State Space Caching Speedup

Installation

From PyPI

pip install mamba2-jax

From source

git clone https://github.com/CosmoNaught/mamba2-jax.git
cd mamba2-jax
pip install -e ".[dev]"

For loading pretrained weights

pip install "mamba2-jax[pretrained]"

For GPU or TPU support, install the appropriate JAX backend as described in the JAX installation guide.

Usage

Causal Language Model

import jax.numpy as jnp
from flax import nnx
from mamba2_jax import Mamba2Config, Mamba2ForCausalLM

cfg = Mamba2Config(vocab_size=1024, hidden_size=256, num_hidden_layers=4,
                   state_size=64, head_dim=32, chunk_size=64)
model = Mamba2ForCausalLM(cfg, rngs=nnx.Rngs(0))

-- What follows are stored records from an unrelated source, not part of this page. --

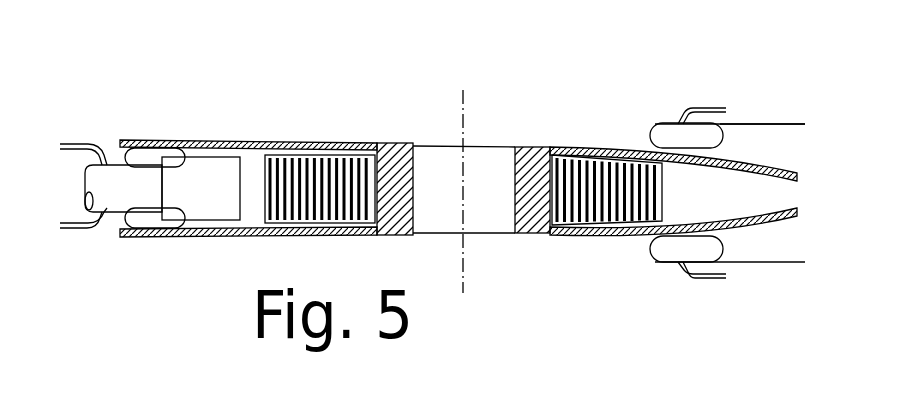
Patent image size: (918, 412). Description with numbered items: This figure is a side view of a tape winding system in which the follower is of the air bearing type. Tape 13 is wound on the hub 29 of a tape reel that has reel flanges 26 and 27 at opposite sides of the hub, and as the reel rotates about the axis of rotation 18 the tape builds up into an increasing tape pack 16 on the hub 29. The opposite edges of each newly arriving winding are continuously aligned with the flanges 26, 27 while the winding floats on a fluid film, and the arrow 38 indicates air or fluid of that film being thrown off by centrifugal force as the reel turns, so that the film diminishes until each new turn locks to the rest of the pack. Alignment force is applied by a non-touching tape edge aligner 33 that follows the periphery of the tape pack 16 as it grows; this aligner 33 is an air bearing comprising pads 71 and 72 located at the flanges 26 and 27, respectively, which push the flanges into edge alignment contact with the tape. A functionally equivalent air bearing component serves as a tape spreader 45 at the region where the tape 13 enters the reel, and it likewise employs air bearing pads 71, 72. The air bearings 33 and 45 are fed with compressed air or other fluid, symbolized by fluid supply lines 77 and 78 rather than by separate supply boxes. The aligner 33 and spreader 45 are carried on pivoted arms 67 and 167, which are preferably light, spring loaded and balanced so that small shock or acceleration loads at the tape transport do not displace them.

The tape 13 is at (240, 191).
The tape pack 16 is at (316, 138).
The axis of rotation 18 is at (466, 103).
The reel flange 26 is at (578, 150).
The reel flange 27 is at (750, 229).
The hub 29 is at (412, 143).
The tape edge aligner 33 is at (649, 110).
The arrow 38 is at (272, 138).
The tape spreader 45 is at (108, 136).
The arm 67 is at (775, 123).
The air bearing pad 71 is at (160, 157).
The air bearing pad 72 is at (145, 221).
The fluid supply line 77 is at (76, 144).
The fluid supply line 78 is at (73, 229).
The arm 167 is at (790, 264).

input_ids = jnp.ones((2, 64), dtype=jnp.int32)
outputs = model(input_ids, labels=input_ids)

print(outputs["logits"].shape)  # (2, 64, 1024)
print(float(outputs["loss"]))

Loading pretrained weights

from mamba2_jax import Mamba2ForCausalLM

model = Mamba2ForCausalLM.from_pretrained("state-spaces/mamba2-130m")

Cached generation

import jax.numpy as jnp
from mamba2_jax import Mamba2ForCausalLM, Mamba2Config

cfg = Mamba2Config.tiny()
model = Mamba2ForCausalLM(cfg, rngs=__import__("flax").nnx.Rngs(0))

# Prefill
prompt = jnp.array([[1, 2, 3]], dtype=jnp.int32)
out = model(prompt)
cache = out["cache"]

# Decode with cache (O(1) per step)
next_token = jnp.array([[4]], dtype=jnp.int32)
out = model(next_token, cache=cache)
print(out["logits"].shape)  # (1, 1, vocab_size)

Time-series forecasting

import jax.numpy as jnp
from mamba2_jax import Mamba2Forecaster, create_random_forecaster

model = create_random_forecaster(input_dim=10, d_model=256, n_layers=4,
                                  output_dim=1, forecast_horizon=24)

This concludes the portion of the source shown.